What it does
A subscription billing and payment orchestration platform sitting in front of multiple payment gateways. Product teams call one API (“charge this customer for this plan”) and the platform handles gateway selection, idempotency, retries, refunds, dunning, and the long tail of subscription lifecycle events — without any of the gateway-specific quirks bleeding upward.
Architecture
The system is event-driven by design. Every meaningful state change — charge.attempted, charge.failed, subscription.renewed, invoice.paid, dunning.escalated — is a published event, and downstream consumers (notifications, accounting export, customer ops dashboards) subscribe instead of polling.
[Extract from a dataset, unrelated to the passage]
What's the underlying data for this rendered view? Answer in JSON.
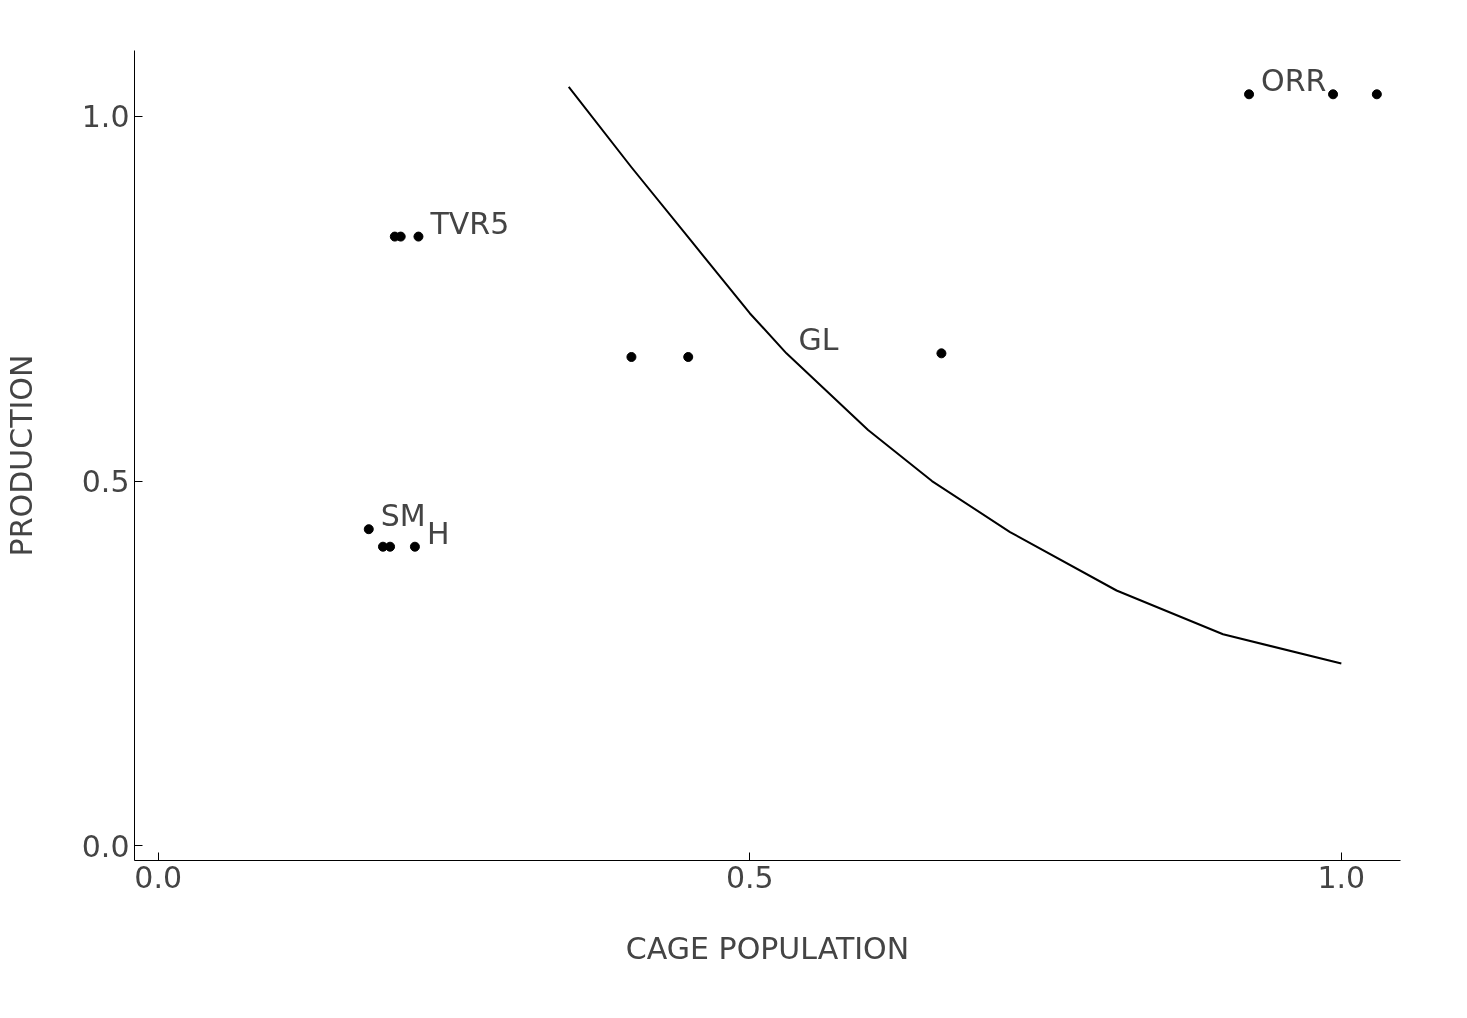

- Gateway adapter layer — each gateway (Stripe-style and others) sits behind a common interface that maps gateway responses to a normalized domain model (decline reasons, network codes, retry hints).
- Subscription engine — owns plan/period state, proration, trial handling, mid-cycle changes, and renewal scheduling.
- Dunning state machine — explicit states (
grace,soft_decline,hard_decline,recovered,churned) with clear transitions, retry windows, and customer communication hooks. - Event bus on Pub/Sub — durable fan-out across services with at-least-once delivery; consumers are idempotent by design.
Reliability primitives
A payment platform is mostly a reliability project. The core building blocks:
- Idempotency keys at every external write. The same logical charge attempt can be retried safely, end-to-end.
- Outbox pattern for state-change events so we never have a “charged but didn’t notify” or “notified but didn’t charge” window.
- Smart retry — decline-code-aware backoff that distinguishes retriable failures (network, gateway timeout, soft decline) from terminal ones (lost card, fraud block) so we don’t burn customer trust by retrying things that will never succeed.
- Replay-safe consumers — every event handler is written so reprocessing a backlog is a yawn, not an incident.
Tech rationale
- TypeScript end-to-end for compile-time guarantees on money, currency, and state transitions — the places where a stringly-typed bug hurts the most.
- GCP Pub/Sub for the bus because it gives durable, scalable fan-out without us having to operate a message broker.
- Cloud Run for the stateless services and PostgreSQL for the system of record (subscriptions, invoices, ledger entries).
What I focus on
- Designing the dunning state machine and retry policies so recovery rates improve without spamming customers.
- Building the gateway adapter abstractions so adding a new gateway is a finite, well-scoped piece of work — not a refactor.
- Hardening the event pipeline: idempotency, ordering where it matters, dead-letter handling, and replay tooling.